Tirou da bolsa e mostrou a bonita peça artesanal. Cacilda a filha mais velha, pediu para olhar. Ao examinar, deu um sorriso e falou com certeza.

– Essa calcinha é da Verônica, minha amiga, filha da Tia Rose. Ontem fomos ao Shopping no carro do papai, ela comprou uma calcinha e experimentou no carro, deve ter deixado no porta-luvas.

Foi um alívio para o casal. Cacilda no seu papel de bombeira apressou-se em telefonar para amiga. Verônica não custou a chegar. Confirmou ser a dona da calcinha.

Foi o suficiente. Era só isso que Gertrudes precisava, nada questionou, abraçou Almeida. Tudo ficou como antes, como no quartel de Abrantes.

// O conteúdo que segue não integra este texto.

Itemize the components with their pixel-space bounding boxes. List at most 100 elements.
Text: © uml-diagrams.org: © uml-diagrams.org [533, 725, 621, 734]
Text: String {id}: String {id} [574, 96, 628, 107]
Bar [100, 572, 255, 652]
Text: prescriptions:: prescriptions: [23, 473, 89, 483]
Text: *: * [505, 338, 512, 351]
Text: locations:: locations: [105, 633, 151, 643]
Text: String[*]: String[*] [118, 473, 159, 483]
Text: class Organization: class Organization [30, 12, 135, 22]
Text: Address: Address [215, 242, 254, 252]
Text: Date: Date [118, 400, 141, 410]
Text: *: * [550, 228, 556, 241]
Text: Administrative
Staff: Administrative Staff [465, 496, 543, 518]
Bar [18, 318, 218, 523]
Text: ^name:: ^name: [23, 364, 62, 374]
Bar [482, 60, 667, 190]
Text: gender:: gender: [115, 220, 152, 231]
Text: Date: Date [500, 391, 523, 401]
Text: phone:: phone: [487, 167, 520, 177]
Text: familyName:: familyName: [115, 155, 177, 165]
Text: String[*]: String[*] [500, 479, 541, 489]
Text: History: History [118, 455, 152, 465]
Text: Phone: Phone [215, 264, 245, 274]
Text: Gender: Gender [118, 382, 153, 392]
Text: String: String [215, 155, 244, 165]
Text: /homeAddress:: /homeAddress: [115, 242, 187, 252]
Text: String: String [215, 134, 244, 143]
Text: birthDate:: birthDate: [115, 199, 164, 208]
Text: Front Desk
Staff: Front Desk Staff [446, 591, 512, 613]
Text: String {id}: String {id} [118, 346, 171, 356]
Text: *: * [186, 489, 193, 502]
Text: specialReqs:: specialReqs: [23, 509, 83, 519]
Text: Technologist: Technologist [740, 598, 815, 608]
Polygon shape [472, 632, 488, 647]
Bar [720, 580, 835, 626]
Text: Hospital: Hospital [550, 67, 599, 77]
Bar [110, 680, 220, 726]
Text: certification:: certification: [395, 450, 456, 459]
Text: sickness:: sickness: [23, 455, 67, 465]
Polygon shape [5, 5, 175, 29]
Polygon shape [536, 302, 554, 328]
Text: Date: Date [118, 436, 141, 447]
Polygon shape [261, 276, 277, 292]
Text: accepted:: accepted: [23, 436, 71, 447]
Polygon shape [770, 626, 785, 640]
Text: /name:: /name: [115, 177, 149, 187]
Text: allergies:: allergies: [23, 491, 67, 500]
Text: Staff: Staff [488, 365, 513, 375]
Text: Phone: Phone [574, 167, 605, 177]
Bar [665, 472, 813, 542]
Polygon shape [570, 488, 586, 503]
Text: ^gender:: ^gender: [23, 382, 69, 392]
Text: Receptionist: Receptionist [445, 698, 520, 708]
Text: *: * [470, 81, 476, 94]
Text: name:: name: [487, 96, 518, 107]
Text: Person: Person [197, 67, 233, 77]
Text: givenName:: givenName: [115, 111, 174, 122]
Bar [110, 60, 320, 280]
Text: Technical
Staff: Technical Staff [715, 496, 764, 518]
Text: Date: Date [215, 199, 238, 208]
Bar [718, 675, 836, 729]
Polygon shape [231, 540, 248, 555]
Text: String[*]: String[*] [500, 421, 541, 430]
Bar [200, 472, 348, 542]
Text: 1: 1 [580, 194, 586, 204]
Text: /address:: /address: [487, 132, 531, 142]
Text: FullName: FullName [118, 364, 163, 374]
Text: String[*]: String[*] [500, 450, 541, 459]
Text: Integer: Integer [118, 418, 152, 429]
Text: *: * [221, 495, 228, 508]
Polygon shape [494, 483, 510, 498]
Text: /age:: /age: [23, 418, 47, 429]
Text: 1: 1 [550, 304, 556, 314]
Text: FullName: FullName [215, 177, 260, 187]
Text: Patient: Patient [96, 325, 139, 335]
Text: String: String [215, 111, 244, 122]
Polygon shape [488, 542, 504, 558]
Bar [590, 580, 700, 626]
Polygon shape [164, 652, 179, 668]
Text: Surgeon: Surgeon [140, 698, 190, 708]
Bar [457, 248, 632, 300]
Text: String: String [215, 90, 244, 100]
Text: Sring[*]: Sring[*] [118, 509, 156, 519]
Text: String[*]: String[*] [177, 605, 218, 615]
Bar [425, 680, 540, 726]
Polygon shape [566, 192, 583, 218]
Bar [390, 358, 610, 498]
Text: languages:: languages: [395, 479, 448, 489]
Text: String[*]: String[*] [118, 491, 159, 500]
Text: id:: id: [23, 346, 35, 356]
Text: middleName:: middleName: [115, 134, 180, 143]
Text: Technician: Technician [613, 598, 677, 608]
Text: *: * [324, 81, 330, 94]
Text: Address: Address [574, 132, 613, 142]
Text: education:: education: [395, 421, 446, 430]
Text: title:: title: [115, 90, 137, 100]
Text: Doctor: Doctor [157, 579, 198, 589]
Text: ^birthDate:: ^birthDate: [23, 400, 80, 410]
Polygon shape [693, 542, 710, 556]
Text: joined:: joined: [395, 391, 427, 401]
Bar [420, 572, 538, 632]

Já dizia o filósofo pernambucano Chacrinha: “Quem não se comunica, se trumbica”, principalmente com as facilidades da alta tecnologia atual de computadores, internet e principalmente celulares.

Em seu aniversário, Cacilda ganhou do generoso pai, um carro, verde, zero km, com ar condicionado. O irmão invejoso diz, à boca pequena, que o presente tem a ver com a história da calcinha. Isso é maledicência, picuinha de irmão despeitado. Ninguém pode ser bom e gentil com uma filha tão boa e distinta.